At the NYU building entrance, Meyer caught up with him, then invited Johnson for a drink, and they headed to a neighborhood Irish dive. “I’ve been following your stuff,” Meyer told him.
He should have felt flattered, but he didn’t.
He’d been writing his pickled little heart out, in fluid 80-proof prose. Damning himself at every click of the keys. He knew what The Crusader needed to feed the beast: “Why They Hate Us”; “Why They Hate Us More”; “Why There’s Nothing Else to Do but Hate Us”; “If You Don’t Hate Us, What’s Wrong with You?”—anything Jo von H wanted. She had rewarded him handsomely, giving him the use of one of her cars and drivers. Not that he needed much more positive reinforcement.
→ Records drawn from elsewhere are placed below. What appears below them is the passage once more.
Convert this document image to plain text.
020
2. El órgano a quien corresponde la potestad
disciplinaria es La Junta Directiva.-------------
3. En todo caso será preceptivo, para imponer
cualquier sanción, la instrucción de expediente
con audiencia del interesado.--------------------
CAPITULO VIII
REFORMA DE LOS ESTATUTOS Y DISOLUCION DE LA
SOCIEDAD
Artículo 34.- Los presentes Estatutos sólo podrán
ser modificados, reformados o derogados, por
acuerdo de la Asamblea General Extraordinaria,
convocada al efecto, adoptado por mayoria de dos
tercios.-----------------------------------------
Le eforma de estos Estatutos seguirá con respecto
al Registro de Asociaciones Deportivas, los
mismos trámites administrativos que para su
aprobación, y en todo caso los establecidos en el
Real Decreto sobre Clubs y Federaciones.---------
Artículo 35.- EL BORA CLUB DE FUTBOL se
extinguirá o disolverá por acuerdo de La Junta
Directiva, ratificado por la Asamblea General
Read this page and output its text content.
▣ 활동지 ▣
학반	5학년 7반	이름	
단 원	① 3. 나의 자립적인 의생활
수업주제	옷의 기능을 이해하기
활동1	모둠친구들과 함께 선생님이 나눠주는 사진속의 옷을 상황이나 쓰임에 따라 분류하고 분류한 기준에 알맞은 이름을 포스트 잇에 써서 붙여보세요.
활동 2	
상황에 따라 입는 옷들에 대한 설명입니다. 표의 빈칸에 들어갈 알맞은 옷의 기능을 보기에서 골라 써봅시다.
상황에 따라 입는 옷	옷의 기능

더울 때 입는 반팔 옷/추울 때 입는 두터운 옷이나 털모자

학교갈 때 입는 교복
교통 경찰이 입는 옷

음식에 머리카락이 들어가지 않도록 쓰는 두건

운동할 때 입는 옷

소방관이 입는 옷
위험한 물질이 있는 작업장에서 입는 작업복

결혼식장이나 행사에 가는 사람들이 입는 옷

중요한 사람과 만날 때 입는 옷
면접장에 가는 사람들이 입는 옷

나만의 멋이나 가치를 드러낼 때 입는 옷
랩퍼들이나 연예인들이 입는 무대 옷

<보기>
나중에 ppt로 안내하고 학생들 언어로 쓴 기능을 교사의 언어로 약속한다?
The TV shows kept lapping it up. Dan Rather over at CBS offered him a guest commentator spot, but he decided to keep his independence—better to be able to provoke on any network, any time. He’d bypassed The Crusader ’s little publishing imprint, left his agent of eighteen years, found a new ag
ent, and taken $500,000 for a two-book deal with a big house. So hell yeah, he took the first half of his advance, spent the whole wad, and hadn’t written line one. Seizing every opportunity to rail against the sins of his adopted hateful country for the price of a drink at any party, in any apartment overlooking Central Park with floor-to-ceiling windows.
In the dark, empty, sticky-floored bar, he and Meyer fell into a deep discussion of the war, ignoring a bar-top video game flickering luridly at the end of the bar—the game, Poke’ Her, your hand of cards dealt by a cute showgirl in a black brassiere and not much else. A finely crafted stained-glass FDNY 9/11 commemoration sat on a shelf by the hard liquor. Poker, girls, booze, and dead firemen.
Right, We’ll Never Forget. Sure.
Johnson watched the barmaid make each of his black-and-tans, pouring the Guinness over an upside-down spoon—so thick, so milky, and seemingly miraculously floating on top of the Bass Pale Ale. He couldn’t help drawing doodles with his pinky in the top of the Guinness foam, a habit of his for as long as he’d been drinking them.
They talked point by point and pint by pint: about the veil, the Saudis, the death of Arab pan-nationalism, Taliban teenage head-choppers, the insane cult of suicide bombings in Palestine. By 2 AM, they couldn’t agree on much, except this: that the Islamo-Nazis belonged on the short list of Johnson’s honest-to-God enemies.
Not a radical thought, but one Johnson had never let climb entirely to the surface of his mind. So obvious. So undeniable. Maybe he’d never wanted to deal with the regret over everything he’d done through the years to turn attention away from these honest-to-God bastards. Men who would do anything. Cut off people’s heads on video. Blow up a chunk of Manhattan, scattering human remains into neighborhoods miles away. Johnson left the Irish dive sensing how much he had given away to his companion. An intellectual fault line had shifted underground somewhere in his mental world, and he headed home feeling he had committed some ill-defined indiscretion. A single honest thought that hurt.